Texas Senate Shows Little Enthusiasm for Budget Bill

DALLAS — The Texas Senate’s chief budget writer said Monday there is little enthusiasm among his colleagues for the $164.5 billion, two-year budget the House passed late Sunday.

Sen. Steve Ogden, R-Bryan, chairman of the Senate Finance Committee, said he expects to begin hearings on three House-approved budget bills during the week of April 18.

The measures include HB 1, the budget for fiscal 2012-2013, and two bills that resolved a $4.3 billion revenue shortfall in the current biennium.

“To get the senators to vote for HB 1, they’re going to have to see all the cards on the table,” Ogden said.

Proposals in the Senate would add about $10 billion to the House spending plan. The Senate has not yet compiled its own budget bill.

A Senate Finance subcommittee looking for up to $5 billion in additional non-tax revenue over the next two years is expected to report to the full committee later this week.

The House approved the budget bill by 98 to 49 Sunday, with two Republicans joining the Democrats’ unanimous opposition.

The 1,000-page document would reduce spending by $23 billion over the next two years.

House Appropriations chairman Jim Pitts, R-Waxahachie, said he expects the bill to be amended during negotiations with the Senate.

“This budget is the result of the worst recession that anybody in this room has ever experienced,” Pitts said Sunday after the vote.

“I want to promise you that we will do everything we can in conference committee to bring back a better bill,” he said. “I know this bill is not perfect.”

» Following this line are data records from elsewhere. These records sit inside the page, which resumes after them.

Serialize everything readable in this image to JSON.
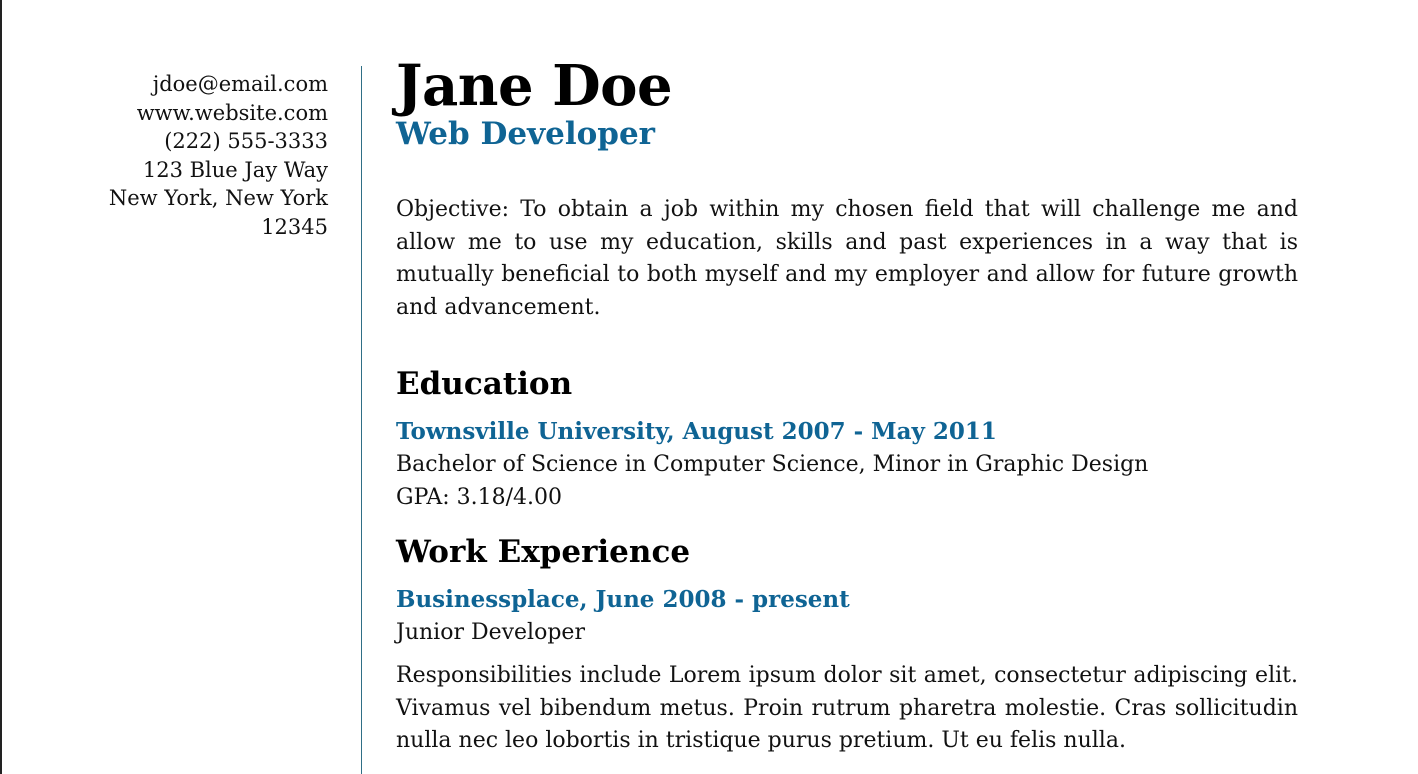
{
  "contact": {
    "email": "jdoe@email.com",
    "website": "www.website.com",
    "phone": "(222) 555-3333",
    "street": "123 Blue Jay Way",
    "city_state": "New York, New York",
    "zip": "12345"
  },
  "header": {
    "name": "Jane Doe",
    "title": "Web Developer"
  },
  "objective": "Objective:  To obtain a job within my chosen field that will challenge me and allow me to use my education, skills and past experiences in a way that is mutually beneficial to both myself and my employer and allow for future growth and advancement.",
  "education": {
    "heading": "Education",
    "entry": {
      "school_dates": "Townsville University, August 2007 - May 2011",
      "degree": "Bachelor of Science in Computer Science, Minor in Graphic Design",
      "gpa": "GPA: 3.18/4.00"
    }
  },
  "work": {
    "heading": "Work Experience",
    "entry": {
      "company_dates": "Businessplace, June 2008 - present",
      "position": "Junior Developer",
      "responsibilities": "Responsibilities include Lorem ipsum dolor sit amet, consectetur adipiscing elit. Vivamus vel bibendum metus. Proin rutrum pharetra molestie. Cras sollicitudin nulla nec leo lobortis in tristique purus pretium. Ut eu felis nulla."
    }
  },
  "colors": {
    "accent": "#0f6494",
    "rule": "#2f6f86",
    "text": "#111111"
  }
}
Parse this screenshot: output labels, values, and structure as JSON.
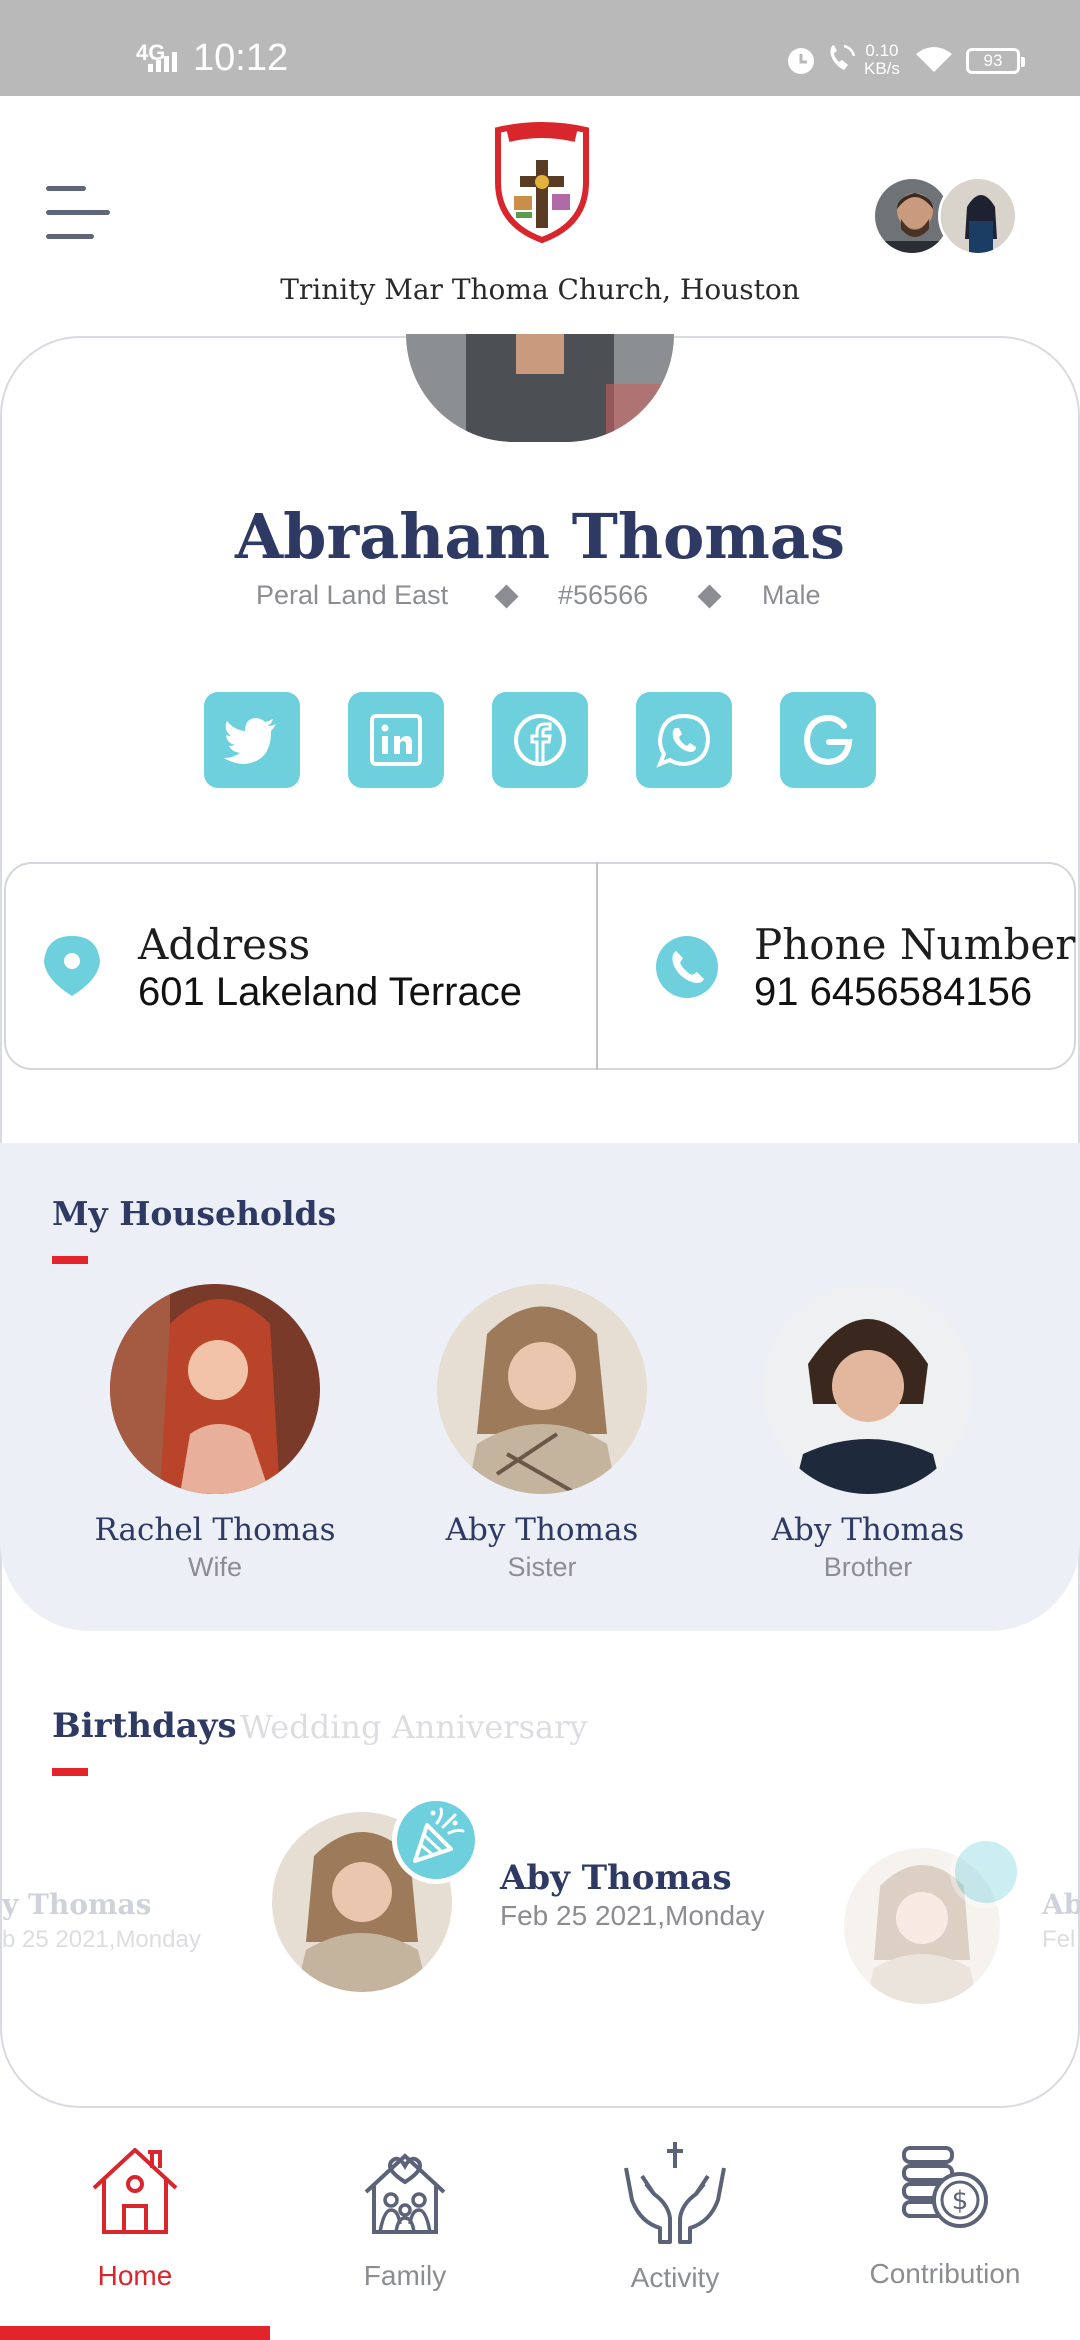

The Legislature’s 140-day regular season will end June 30, but a special session is expected.

Rep. Joe Pickett, D-El Paso, a former chairman of the House Transportation Committee, said that for the first time ever, the budget allocates more for debt service on state bonds issued for highway projects than for new roads.

Pickett said the Texas Department of Transportation will spend $1.15 billion on new road projects over the next two years, while paying debt service of $1.65 billion on $11.9 million of outstanding bonds.

The department’s total budget is $8 ­billion.

Lawmakers rejected most of the 400 amendments offered to the budget bill, including one by Rep. Trey Martinez Fischer, D-San Antonio, that proposed an 18-month budget instead of a 24-month one.

The House bill reduces state aid to local school districts by $5 billion from current spending over two years, a 9% cut, and is $7.8 billion shy of the allocation required under current law. Senate proposals would restore state aid to current allocations, which would still be $4 billion lower than current law requires.

The cut in direct state aid for public education is the first one since the Foundation School Program began in 1949.

Districts would see their per-student allocation fall by $850 a year.

Higher education will receive $21.1 billion, down 7.3% from current spending. The House budget bill lowers funding for five state health and human services agencies to $54 billion over the next two years from the current $65.4 billion.